After a difficult time, Vietnam’s labour market is showing positive signals for recovery, with enterprises beginning to recruit slowly again, offering unemployed workers new jobs to come back to the labour market.
|New prospects for workers after social distancing |
Hanoi’s labour market is considered to have a relatively large demand after the social distancing measures came to an end, with some experts estimating the amount of newly available jobs to be around 10,000, especially in manufacturing and engineering sectors.
Ta Van Thao, director of the Hanoi Centre of Employee Services said that although the labour market was negatively affected by the COVID-19 pandemic, it has been positively developing recently, in particular directly in Hanoi. After many restaurants and cafes were also allowed to reopen, the service sector is forecast to offer thousands of new jobs.
Currently, the Hanoi Centre of Employee Services is providing workers with a wide range of information about the labour market as well as consultancy services to improve their employment opportunities.
Specifically, the centre collects recruitment needs from businesses and job search enquiries of prospective workers, building a database of supply and demand. From there, the centre connects employers and job seekers in many ways, mostly online via computers or smartphones.
As of now, about 1,200 businesses have registered with the Hanoi Centre of Employee Services, ready to offer new opportunities to more than 12,000 employees.
The impact of the COVID-19 pandemic has led to a change in the production model and the mode of operation of many industries. Since the health emergency is for now controlled in Vietnam, the labour demand is continuing to increase again.
In particular, businesses focusing on tech applications are now looking for new recruitment options to fill their ranks. Therefore, workers need to promptly adapt to these new conditions to meet the needs of possible employers.

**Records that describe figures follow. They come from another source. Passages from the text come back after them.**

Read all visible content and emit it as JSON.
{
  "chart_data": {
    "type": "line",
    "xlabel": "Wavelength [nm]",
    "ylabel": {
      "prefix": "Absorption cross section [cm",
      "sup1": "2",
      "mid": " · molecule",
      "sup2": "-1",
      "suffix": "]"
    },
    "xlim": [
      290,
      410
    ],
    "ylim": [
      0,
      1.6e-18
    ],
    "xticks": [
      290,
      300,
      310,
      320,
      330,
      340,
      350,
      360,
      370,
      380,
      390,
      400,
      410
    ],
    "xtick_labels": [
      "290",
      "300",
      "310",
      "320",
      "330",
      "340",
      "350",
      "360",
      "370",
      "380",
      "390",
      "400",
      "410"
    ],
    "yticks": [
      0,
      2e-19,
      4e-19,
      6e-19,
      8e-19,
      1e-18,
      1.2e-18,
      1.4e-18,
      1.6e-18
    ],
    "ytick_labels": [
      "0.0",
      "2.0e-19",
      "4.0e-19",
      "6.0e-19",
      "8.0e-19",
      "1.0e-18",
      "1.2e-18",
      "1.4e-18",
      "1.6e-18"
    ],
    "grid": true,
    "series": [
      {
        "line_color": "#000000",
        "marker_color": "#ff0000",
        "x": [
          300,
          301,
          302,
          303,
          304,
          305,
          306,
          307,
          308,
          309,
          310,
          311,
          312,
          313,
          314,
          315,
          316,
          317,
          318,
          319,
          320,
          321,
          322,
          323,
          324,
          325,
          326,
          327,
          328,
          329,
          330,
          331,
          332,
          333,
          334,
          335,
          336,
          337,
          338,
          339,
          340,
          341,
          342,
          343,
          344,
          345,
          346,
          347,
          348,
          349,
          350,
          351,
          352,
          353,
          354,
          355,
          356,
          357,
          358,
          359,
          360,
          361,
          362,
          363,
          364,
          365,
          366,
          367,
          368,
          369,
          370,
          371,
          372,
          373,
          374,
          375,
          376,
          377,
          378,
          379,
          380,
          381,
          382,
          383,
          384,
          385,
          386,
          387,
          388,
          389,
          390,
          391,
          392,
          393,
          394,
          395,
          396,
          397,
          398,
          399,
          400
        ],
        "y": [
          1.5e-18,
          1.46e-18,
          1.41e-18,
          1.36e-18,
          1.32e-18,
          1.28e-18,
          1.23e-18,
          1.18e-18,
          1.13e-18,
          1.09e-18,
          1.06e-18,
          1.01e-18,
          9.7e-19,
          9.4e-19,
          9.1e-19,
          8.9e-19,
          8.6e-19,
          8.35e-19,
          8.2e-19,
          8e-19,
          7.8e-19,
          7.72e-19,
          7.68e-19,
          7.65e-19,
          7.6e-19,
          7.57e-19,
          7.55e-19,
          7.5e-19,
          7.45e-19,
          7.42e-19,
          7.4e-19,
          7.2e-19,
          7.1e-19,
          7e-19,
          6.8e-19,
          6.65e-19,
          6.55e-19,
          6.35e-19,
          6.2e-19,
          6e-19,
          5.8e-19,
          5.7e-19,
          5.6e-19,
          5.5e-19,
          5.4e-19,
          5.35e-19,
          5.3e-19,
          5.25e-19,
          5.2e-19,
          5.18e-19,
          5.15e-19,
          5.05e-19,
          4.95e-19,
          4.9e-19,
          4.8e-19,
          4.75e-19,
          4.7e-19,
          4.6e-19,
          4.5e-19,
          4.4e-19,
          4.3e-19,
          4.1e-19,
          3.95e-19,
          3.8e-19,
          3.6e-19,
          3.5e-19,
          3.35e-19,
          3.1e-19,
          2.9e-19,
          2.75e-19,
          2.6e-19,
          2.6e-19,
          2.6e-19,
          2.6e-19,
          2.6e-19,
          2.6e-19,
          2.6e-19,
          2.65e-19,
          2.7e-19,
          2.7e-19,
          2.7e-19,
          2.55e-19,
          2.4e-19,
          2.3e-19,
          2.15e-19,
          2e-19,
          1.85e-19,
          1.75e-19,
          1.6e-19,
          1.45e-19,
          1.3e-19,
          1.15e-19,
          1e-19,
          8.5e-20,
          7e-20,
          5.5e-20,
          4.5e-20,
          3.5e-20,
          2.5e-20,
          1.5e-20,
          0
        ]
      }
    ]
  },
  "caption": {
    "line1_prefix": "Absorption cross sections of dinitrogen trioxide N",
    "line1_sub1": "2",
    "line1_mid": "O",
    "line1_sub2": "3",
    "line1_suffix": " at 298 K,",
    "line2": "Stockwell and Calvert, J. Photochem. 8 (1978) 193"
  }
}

Meanwhile, Ho Chi Minh City has also implemented various activities to support employers and employees, such as extending the time to pay social insurance for businesses, to help restart the labour market which had been frozen in the first five months of the year.
A representative of the Ho Chi Minh City Youth Employment Service Centre said that many businesses are in the process of raising their recruitment targets from a few dozen to a few hundred employees. These targets focus on industries such as marketing, transportation, customer care, and financial consulting.
The centre plans to soon conduct a direct survey about the labour needs of local business to then organise different activities to support businesses and employees in early July.
According to the latest survey by VietnamWorks, after social distancing ended, nearly 60 per cent of businesses have proved a certain ability to maintain and continue business development. Up to 39 per cent of participating businesses are optimistic that they will soon restore recruitment activities, of which 14 per cent can resume recruitment immediately.
In an effort to leave no one behind during the pandemic, Ho Chi Minh City had spent VND640 billion ($28 million) supporting people in financially-vulnerable positions.
Furthermore, an additional package of VND852 billion ($37 million) will be granted soon to support about 300,000 workers without a fixed workplace such as waste collectors, carriers, transporters, and motorcyclists.
In March, Ho Chi Minh City People’s Council approved a financial support package worth VND2.75 trillion ($115 million) to prevent and control the spread of COVID-19 and to support employees affected by the pandemic.